It commenced with a 7-hour ride, which covered little over 200 km, to Haridwar. With only 20k left to reach our destination of Rishikesh, we figured that a cab would be affordable and easy to find: our first mistake. The bus dropped us in the middle of nowhere with not a taxi in sight, barring bicycle rickshaws. Therefore, we were left to squeeze all 400 pounds of us and our luggage into a narrow seat, as a boy, half Geoff's size, pedaled us to the main town to find a car (a shameful journey for avid cyclists). There, we were transferred to a tempo which we shared with 3 other passengers. But that ride was short lived as, 5 km later, we were shuttled to our penultimate vehicle of the day, shared this time with 7. All the while, none of our drivers spoke English, so we had nothing but sheer faith to assure us that we would, in fact, get to our desired location. In other circumstances, stage six of this road trip would have surely frustrated and even frightened us. However, in wild and wonderful India, this time joining eleven people in a "deluxe" rickshaw had us in stitches (think of the old VW Bug filled with clowns). Luggage on the roof, appendages hanging out of doors and windows, and people sitting on each other's laps, as well as the floor, gave us an unforgettable picture that no photo could possibly capture.

trip image here trip image here

photo caption: Images of Real India along the way

Good laughs aside, it comes as an enormous relief to settle into this retreat town, renowned for its abundance of yoga and meditation, as well as its fresh air, Western veggie cuisine and beautiful views. This place has LAURA written all over it. So, I will relish another week of rest & relaxation while staying in one place. However, at the same time, I am reminded again not get attached to such comfort as I am coming to terms with the impermanence of all things. In keeping with the tenets of Buddhism, Eisenhower once said, "It's not what you accomplish once you get there, but what you've become along the way that matters". Fortunately, India teaches one this lesson quickly. While each new destination offers ample challenges and rewards, my mind has actually been most fertile in the space between guidebook attractions. When road work or insane traffic has delayed one of our journeys, I have used the extra time to brainstorm for future projects. Since all modes of public transit here seem to pick up their fares with empty tanks of gas, I have learned to go nowhere in a hurry and I have developed more patience waiting for drivers to refuel. Most notably, while today's endless ride could have been grueling, I got the chance to see real India in all of its polychromatic glory.
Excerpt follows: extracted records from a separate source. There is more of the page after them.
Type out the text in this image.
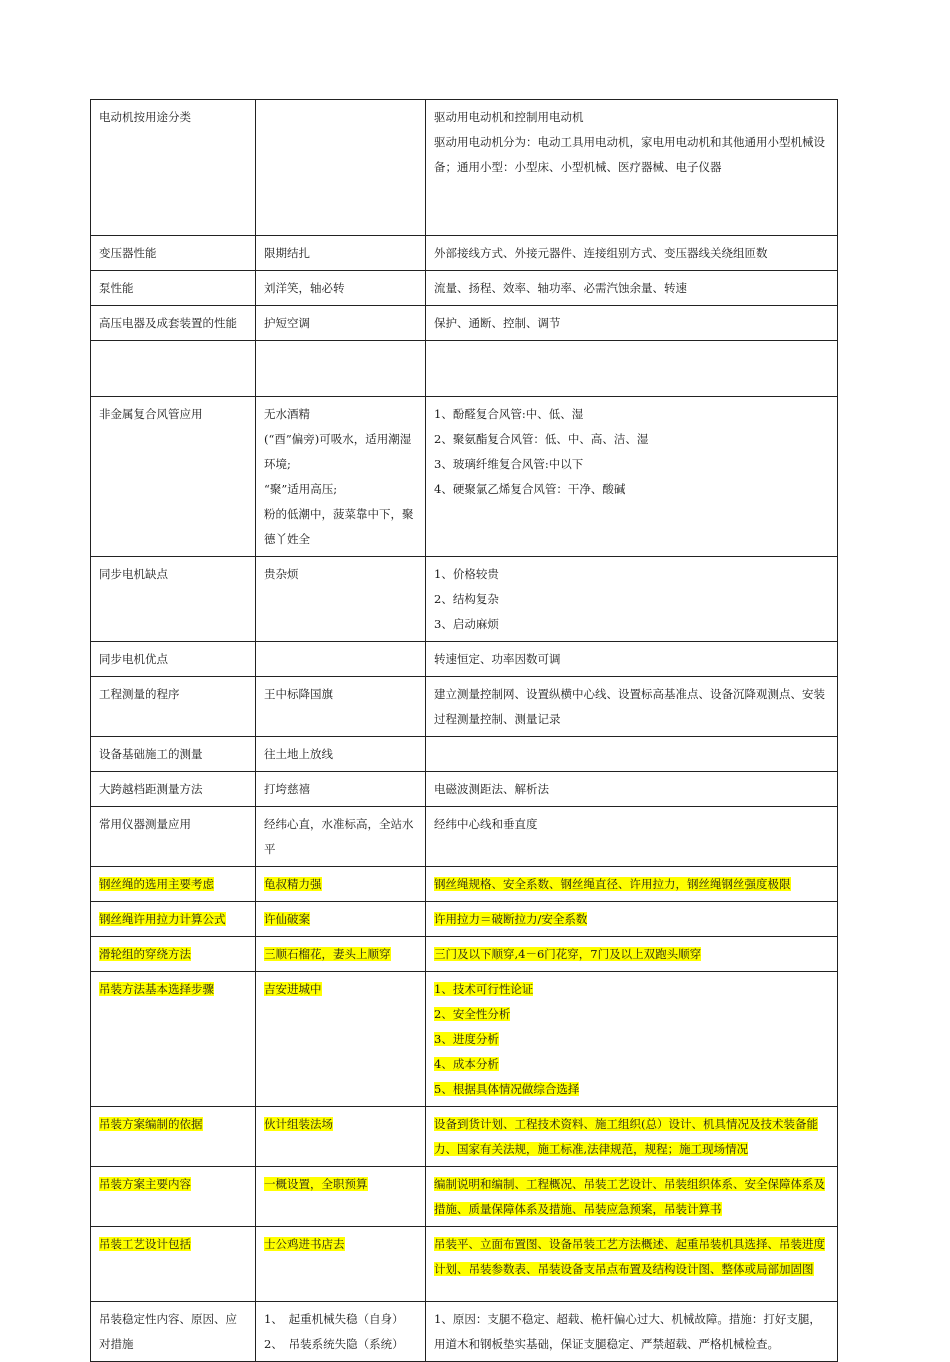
电动机按用途分类		驱动用电动机和控制用电动机
驱动用电动机分为：电动工具用电动机，家电用电动机和其他通用小型机械设备；通用小型：小型床、小型机械、医疗器械、电子仪器

变压器性能	限期结扎	外部接线方式、外接元器件、连接组别方式、变压器线关绕组匝数

泵性能	刘洋笑，轴必转	流量、扬程、效率、轴功率、必需汽蚀余量、转速

高压电器及成套装置的性能	护短空调	保护、通断、控制、调节

非金属复合风管应用	无水酒精
(“酉”偏旁)可吸水，适用潮湿环境;
“聚”适用高压;
粉的低潮中，菠菜靠中下，聚德丫姓全	1、酚醛复合风管:中、低、湿
2、聚氨酯复合风管：低、中、高、洁、湿
3、玻璃纤维复合风管:中以下
4、硬聚氯乙烯复合风管：干净、酸碱

同步电机缺点	贵杂烦	1、价格较贵
2、结构复杂
3、启动麻烦

同步电机优点		转速恒定、功率因数可调

工程测量的程序	王中标降国旗	建立测量控制网、设置纵横中心线、设置标高基准点、设备沉降观测点、安装过程测量控制、测量记录

设备基础施工的测量	往土地上放线	

大跨越档距测量方法	打垮慈禧	电磁波测距法、解析法

常用仪器测量应用	经纬心直，水准标高，全站水平	经纬中心线和垂直度

钢丝绳的选用主要考虑	龟叔精力强	钢丝绳规格、安全系数、钢丝绳直径、许用拉力，钢丝绳钢丝强度极限

钢丝绳许用拉力计算公式	许仙破案	许用拉力＝破断拉力/安全系数

滑轮组的穿绕方法	三顺石榴花，妻头上顺穿	三门及以下顺穿,4－6门花穿，7门及以上双跑头顺穿

吊装方法基本选择步骤	吉安进城中	1、技术可行性论证
2、安全性分析
3、进度分析
4、成本分析
5、根据具体情况做综合选择

吊装方案编制的依据	伙计组装法场	设备到货计划、工程技术资料、施工组织(总）设计、机具情况及技术装备能力、国家有关法规，施工标准,法律规范，规程；施工现场情况

吊装方案主要内容	一概设置，全职预算	编制说明和编制、工程概况、吊装工艺设计、吊装组织体系、安全保障体系及措施、质量保障体系及措施、吊装应急预案，吊装计算书

吊装工艺设计包括	士公鸡进书店去	吊装平、立面布置图、设备吊装工艺方法概述、起重吊装机具选择、吊装进度计划、吊装参数表、吊装设备支吊点布置及结构设计图、整体或局部加固图

吊装稳定性内容、原因、应对措施	1、　起重机械失稳（自身）
2、　吊装系统失隐（系统）	1、原因：支腿不稳定、超载、桅杆偏心过大、机械故障。措施：打好支腿，用道木和钢板垫实基础，保证支腿稳定、严禁超载、严格机械检查。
photo caption: sprawling Banyan tree in Udaipur

So, it has occurred to me that the banyan tree is the perfect metaphor for our trip and, consequently, India. This arboreal mammoth is comprised of infinite pathways whose every random twist and turn manages to weave a perfect structure. Also the spot under which Buddha reached enlightenment, this intricate network of tangled roots represents Indians from thousands of different rural, urban, and tribal origins coming together to make something as complicated as it is beautiful.

location: Rishikesh, India
date: 02/25/07

Geoff: The mountains around Rishikesh are welcoming and dramatic at the same time- lots of vertical rise, but starting at low elevations. What makes them really interesting to me is that they are still working lands, not cordoned off parks or odes to wild lands. The trails out our backdoor go through the jungles and into the lush farmland villages on the hilltops and higher ravines. The first day I took off in search of a mountaintop destination.

I didn't find the temple, but after about 45 minutes of climbing fast, I ran into a bunch of 8- year olds in school uniforms walking HOME. Their village was comprised of about a dozen model farms with a few terraced, irrigated fields each. The kids dragged me up to their huts and I played some cricket with them for a while, which was very amazing for me and amusing for them. On the way down, a 45-year old man in shirt and tie asked me if I was exercising. I said I had gone for a trek looking for the temple and couldn't find it. This guy was kind of chubby, yet proceeds to tell me how he walks up and down each day to work- 1 hour climb! Long story short, he quickly invites me to come up to his place for coffee tomorrow and he will show me the way to the temple. "Just say my name,and people will point you to my place."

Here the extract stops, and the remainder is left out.